Sundararaman - Organic Farmer and Trainer


The problem of degraded soils, insects and weeds

Degraded soils are a major problem in many developing countries and the Bangalore conference heard practising experts explain how organic techniques can be employed for restoration.

Claude Alvares

Facing insects, disease and weeds

One major problem facing all farmers, organic or conventional, is the appearance of troublesome insects, weeds and plant disease. SR Sundararaman, a highly respected and knowledgeable organic farmer from Tamil Nadu, made the main presentation on techniques farmers can use to solve most of their plant disease problems and any difficulties with insects.

The interesting thing about Sundararaman is that he not only functions as a knowledge centre, but his knowledge and expertise keep growing. Universities find it hard to keep up with him. Having been a chemical farmer two decades ago, he knows what he went through and why chemical methods failed.

Sundararaman has worked with interested colleagues and engineers to create microorganism-enriched mixtures (which he calls MEM) for the control of soil-borne diseases, nematodes and root grubs. He also has a large number of recipes made from leaf extracts, buttermilk, waste fish and egg extracts, panchagavya and some unique other solutions which he calls 'fruit gaudi' and 'archae'. While some of these are bacterial preparations, others deal effectively with unwelcome visitors to his soils, including grubs. All his recipes and techniques today are freely available to other farmers.

Sundararaman was followed by Joseph John, another organic farmer, who presented a wide range of non-chemical-based bioremedies for plant illness and disease.

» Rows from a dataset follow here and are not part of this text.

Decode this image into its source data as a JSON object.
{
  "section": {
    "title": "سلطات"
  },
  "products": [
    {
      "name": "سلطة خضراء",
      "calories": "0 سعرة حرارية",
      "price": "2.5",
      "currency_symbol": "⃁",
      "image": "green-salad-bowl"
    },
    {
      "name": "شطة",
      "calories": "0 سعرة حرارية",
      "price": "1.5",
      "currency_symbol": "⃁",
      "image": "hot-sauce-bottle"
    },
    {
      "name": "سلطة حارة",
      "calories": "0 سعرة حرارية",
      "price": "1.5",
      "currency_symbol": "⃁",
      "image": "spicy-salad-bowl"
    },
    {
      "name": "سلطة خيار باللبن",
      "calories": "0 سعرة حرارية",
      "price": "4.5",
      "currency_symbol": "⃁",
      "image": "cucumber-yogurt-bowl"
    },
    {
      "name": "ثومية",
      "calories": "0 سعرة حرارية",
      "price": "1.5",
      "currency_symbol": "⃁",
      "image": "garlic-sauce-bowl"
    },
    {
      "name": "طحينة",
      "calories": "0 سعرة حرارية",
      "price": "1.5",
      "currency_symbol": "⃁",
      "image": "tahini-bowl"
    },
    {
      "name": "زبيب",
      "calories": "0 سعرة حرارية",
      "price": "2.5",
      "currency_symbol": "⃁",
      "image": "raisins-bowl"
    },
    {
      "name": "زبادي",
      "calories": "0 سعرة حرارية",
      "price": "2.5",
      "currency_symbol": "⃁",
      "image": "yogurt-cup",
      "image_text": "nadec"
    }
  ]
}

On behalf of herself, her husband Dr Anurag Goel and their daughter Maya (a family of organic farmers from Coorg), Sujata Goel shared 10 years of rich insights on their organic farm which grows largely coffee and spices. Goel told her attentive audience that plants have their own natural defence mechanisms and it is far more effective to work in tandem with the plant's own defence strategy than to attempt to bypass it with deadly chemicals. Unless we understand these natural defence mechanisms, she said, we would continue to make costly and unnecessary mistakes. Using deadly sprays of chemical poisons not only suppressed these defence mechanisms, they ruined the product as well since pesticide residues are bound to remain after the harvest as most pesticides are non-biodegradable. The Goels are trained microbiologists and lab technicians who deserted Delhi to move to Coorg in south India where they took over an existing spice farm and turned it completely organic over a 10-year period.